While following the KYC compliance regulations, companies are mandated to execute Customer Identification Procedures in order to verify the identity of their customers. This process is conducted to determine whether the user is being truthful about their identity, documents, and the business they are involved in.
In many cases, individuals consider both terms: KYC and CIP as related terms and are often used substitutable. Yet, they are quite different from one another. Therefore, it is essential to understand the difference between the two terms and how the customer identification procedure in KYC is done in financial sectors to make these companies compliant.
What are Customer Identification Procedures?
Customer identification procedures, also known as customer identification programs or CIPs, are the regulatory measures that financial organisations and other businesses are obliged to follow in order to verify their customers’ identities. CIP is one of the steps of the Know Your Customer procedure. The purpose of this process is to prevent financial crimes such as money laundering or identity theft.
CIPs involve gathering and verification of user information including customer name, home address, date of birth, ID card, and other information. This data is acquired by financial companies to assess the risk level associated with the client and keep track of their transactional activities.
However, the customer identification procedure in KYC varies as per the type of customer, risk levels, and the firm they are connected with. For instance, if a customer submits an application to a banking firm for a personal account opening, the CIP would be different from the individual who applied for a business account opening.
In several regions, some banking industries may also need to verify the identity of the beneficial owner, who owns or manages the business where the customer works. Well, CIP is one of the vital elements of the KYC regulatory framework to fight against financial crimes. It helps businesses to keep track of any illicit financial activities and assess the risk levels of onboarded customers. Customer identification procedures also allow financial firms to maintain their market repute and sustain trust in their clients.
How does CIP Differ from KYC?
Although the Customer Identification Procedures and Know Your Customer process are related to each other, both concepts are pretty distinct. These both procedures are conducted in the domain of anti-money laundering and counter-terrorism financing compliance.
Well, KYC is a broader concept that involves a wide range of processes. This framework is explicitly designed to prevent fin-crimes such as money laundering or financing terrorism. On the other hand, the customer identification process is one of the steps of the KYC procedure that is used to verify the identity of new customers before onboarding them.
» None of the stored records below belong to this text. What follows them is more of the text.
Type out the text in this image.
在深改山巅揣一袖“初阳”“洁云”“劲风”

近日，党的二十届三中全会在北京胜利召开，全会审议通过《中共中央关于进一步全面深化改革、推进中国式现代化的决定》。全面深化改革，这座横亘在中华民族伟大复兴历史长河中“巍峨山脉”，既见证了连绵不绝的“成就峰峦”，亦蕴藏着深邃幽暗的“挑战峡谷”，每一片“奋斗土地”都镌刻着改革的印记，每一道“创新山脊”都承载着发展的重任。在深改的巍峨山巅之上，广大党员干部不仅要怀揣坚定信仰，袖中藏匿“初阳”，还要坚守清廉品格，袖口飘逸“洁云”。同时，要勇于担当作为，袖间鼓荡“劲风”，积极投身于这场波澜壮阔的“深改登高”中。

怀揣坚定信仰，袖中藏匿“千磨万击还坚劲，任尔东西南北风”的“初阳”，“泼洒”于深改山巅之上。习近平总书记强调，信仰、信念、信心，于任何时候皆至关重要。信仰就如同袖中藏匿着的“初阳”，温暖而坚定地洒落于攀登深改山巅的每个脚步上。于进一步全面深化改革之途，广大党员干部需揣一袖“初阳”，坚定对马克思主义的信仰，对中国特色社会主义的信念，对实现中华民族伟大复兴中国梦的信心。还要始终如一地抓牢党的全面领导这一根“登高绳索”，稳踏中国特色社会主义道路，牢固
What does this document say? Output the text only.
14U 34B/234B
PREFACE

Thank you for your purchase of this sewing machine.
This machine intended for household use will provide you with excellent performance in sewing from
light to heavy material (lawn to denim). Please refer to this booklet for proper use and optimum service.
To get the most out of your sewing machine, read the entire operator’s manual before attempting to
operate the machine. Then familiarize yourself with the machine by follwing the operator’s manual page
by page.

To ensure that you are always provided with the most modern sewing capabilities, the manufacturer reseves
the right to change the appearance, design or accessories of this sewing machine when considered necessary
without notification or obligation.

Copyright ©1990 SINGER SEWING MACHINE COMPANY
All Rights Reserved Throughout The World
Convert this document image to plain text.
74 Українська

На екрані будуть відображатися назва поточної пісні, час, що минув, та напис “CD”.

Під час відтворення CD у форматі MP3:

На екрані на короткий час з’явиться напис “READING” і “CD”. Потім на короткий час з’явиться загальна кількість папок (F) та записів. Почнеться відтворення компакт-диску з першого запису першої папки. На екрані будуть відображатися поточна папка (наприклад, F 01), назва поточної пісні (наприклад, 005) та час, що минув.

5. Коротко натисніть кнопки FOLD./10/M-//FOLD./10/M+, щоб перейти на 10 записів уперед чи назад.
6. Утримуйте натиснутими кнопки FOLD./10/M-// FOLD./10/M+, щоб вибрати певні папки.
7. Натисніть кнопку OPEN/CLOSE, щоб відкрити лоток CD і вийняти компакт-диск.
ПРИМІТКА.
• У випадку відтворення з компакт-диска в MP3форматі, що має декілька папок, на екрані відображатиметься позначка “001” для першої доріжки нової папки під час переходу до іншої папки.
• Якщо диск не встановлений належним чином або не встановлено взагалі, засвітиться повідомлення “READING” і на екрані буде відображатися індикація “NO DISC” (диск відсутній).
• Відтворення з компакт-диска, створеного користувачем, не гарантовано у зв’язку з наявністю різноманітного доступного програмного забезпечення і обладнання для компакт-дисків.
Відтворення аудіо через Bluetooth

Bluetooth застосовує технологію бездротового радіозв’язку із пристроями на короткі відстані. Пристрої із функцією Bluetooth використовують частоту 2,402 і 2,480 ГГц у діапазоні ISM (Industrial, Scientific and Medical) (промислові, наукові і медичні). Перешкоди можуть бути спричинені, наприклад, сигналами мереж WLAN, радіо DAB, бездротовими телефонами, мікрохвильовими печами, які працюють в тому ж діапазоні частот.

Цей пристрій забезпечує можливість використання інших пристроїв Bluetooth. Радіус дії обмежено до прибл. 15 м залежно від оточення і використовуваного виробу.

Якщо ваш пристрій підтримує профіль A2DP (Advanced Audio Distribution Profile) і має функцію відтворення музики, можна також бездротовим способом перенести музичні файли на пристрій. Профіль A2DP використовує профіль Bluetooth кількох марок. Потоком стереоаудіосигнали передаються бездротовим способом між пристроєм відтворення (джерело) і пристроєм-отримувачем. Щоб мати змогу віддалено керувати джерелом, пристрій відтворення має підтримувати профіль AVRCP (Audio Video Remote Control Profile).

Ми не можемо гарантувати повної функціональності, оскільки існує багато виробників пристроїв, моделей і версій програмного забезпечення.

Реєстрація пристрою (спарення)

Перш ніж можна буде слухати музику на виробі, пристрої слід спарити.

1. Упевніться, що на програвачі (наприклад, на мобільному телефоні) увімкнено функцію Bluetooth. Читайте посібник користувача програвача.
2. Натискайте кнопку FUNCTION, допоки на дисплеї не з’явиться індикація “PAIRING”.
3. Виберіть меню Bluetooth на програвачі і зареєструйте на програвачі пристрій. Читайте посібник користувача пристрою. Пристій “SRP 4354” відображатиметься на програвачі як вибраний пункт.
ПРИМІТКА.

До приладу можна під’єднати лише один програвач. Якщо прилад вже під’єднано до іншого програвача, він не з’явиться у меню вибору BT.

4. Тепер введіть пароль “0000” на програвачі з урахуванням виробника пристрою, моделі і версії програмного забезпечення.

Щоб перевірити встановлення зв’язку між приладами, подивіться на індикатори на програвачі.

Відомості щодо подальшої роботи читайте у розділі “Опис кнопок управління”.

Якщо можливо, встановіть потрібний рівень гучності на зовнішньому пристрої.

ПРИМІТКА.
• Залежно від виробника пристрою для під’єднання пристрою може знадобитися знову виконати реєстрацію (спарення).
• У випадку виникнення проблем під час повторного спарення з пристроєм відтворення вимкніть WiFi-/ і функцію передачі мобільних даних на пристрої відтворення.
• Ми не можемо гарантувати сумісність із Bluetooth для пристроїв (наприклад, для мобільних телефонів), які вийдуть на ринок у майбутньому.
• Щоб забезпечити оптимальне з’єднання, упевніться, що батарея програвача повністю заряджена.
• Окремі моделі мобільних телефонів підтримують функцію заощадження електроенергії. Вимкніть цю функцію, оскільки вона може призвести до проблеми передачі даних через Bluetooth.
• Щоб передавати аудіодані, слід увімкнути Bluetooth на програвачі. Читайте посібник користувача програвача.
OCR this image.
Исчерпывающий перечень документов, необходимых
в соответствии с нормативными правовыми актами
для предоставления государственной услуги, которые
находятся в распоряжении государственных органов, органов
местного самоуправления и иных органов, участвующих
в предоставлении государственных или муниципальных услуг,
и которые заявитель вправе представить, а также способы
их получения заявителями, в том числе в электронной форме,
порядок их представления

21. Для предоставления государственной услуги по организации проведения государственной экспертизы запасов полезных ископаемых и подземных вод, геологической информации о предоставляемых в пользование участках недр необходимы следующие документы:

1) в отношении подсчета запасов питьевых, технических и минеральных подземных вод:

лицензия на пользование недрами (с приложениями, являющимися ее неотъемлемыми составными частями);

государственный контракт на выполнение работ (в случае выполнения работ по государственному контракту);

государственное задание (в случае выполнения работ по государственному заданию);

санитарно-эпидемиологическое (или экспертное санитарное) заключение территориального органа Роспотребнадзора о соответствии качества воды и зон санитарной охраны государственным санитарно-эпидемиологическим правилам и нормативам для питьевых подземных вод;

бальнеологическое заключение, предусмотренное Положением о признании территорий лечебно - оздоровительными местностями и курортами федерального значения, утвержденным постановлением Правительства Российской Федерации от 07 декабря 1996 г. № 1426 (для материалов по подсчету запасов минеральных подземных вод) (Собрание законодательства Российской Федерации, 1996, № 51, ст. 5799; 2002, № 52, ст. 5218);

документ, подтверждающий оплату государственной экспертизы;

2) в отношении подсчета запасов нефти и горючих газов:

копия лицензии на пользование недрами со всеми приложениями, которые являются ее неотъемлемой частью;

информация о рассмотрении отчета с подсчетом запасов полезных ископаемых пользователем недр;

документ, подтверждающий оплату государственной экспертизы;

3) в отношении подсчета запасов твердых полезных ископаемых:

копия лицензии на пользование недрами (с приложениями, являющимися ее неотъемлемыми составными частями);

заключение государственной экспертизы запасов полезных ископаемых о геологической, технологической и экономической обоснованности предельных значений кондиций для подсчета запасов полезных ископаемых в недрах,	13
Nonetheless, KYC not only involved CIP, but Customer Due Diligence (CDD), continuous monitoring, and risk assessment as well. The main objective of implementing KYC guidelines in financial businesses is to make them compliant with the AML and CFT regulations.
Requirements for Customer Identification Procedure in KYC
In order to remain compliant with the KYC regulations, financial organisations need to follow and maintain applicable customer identification procedures to verify the identity of the customer. However, the current requirements for CIP were modified according to the laws of the USA Patriot Act. It required banks, insurance companies, and other financial institutions to execute proper and in-depth customer identification processes as per the size and industry of the business.
However, the CIP procedures for banks and other financial organisations involve five simple steps to identify and verify customer identification for successful onboarding.
i. Gathering of User Information
The customer needs to provide personal information such as their name, address, date of birth, and taxpayer ID number. Other than this, the user also needs to provide a government-issued ID card number along with a photo for identity proof.
ii. Verification of Collected Data
Once the user information has been collected by the bank or any financial firm, it is verified to verify the identity of the customer. Yet, in online platforms or digital KYC, the customer identity is verified through video interaction or by comparing the provided document with the information on the database.
iii. Comparison with Government Database
In order to make sure that the client is not included in the sanctions list, has connections with PEPs, or is involved in any suspicious activities, this information is further investigated by comparing the data with the information available in the database of the government agency.
iv. Documentation Process
However, during the customer identification procedure, the documentation process is necessary for keeping and maintaining records of the obtained information. This process involves identifying the data, details of each provided document for identity verification, description of methods, and results of the procedures. Not only this, but it also involves a description of the resolving measures taken for substantive disparity during the customer identification process.
v. Data Record Keeping
Once the customer data is acquired and verified, financial companies record this data for at least the next five years after the client closed his account or any service. After five years, the account is permanently closed or suspended.
Getting compliant with customer identification procedures in KYC is not mandatory for every industry. However, several challenges are emerging since transactions have shifted towards digital platforms. While operating in an electronic environment, financial organisations must not depend on the customers wholly. They must conduct some additional processes to verify customer identity during the onboarding journey.
However, CIP is one of the steps of KYC frameworks which needs to be fulfilled before employing a new customer. Therefore, if you hold any financial firm, it is crucial to verify your user identity to prevent any fraudulent activities in the future.
Frequently Asked Questions
Essentially, the CIP procedures for banks and other financial institutions involve two basic steps. The first one is to collect information from the customer. And the second step is to verify the acquired data.
CIP and KYC are typically considered the same term, but they’re not. CIP is basically essential for business operations that involve verifying customer information. However, KYC is a broader concept, which is integrated to prevent financial crimes. CIP is one of the components of KYC.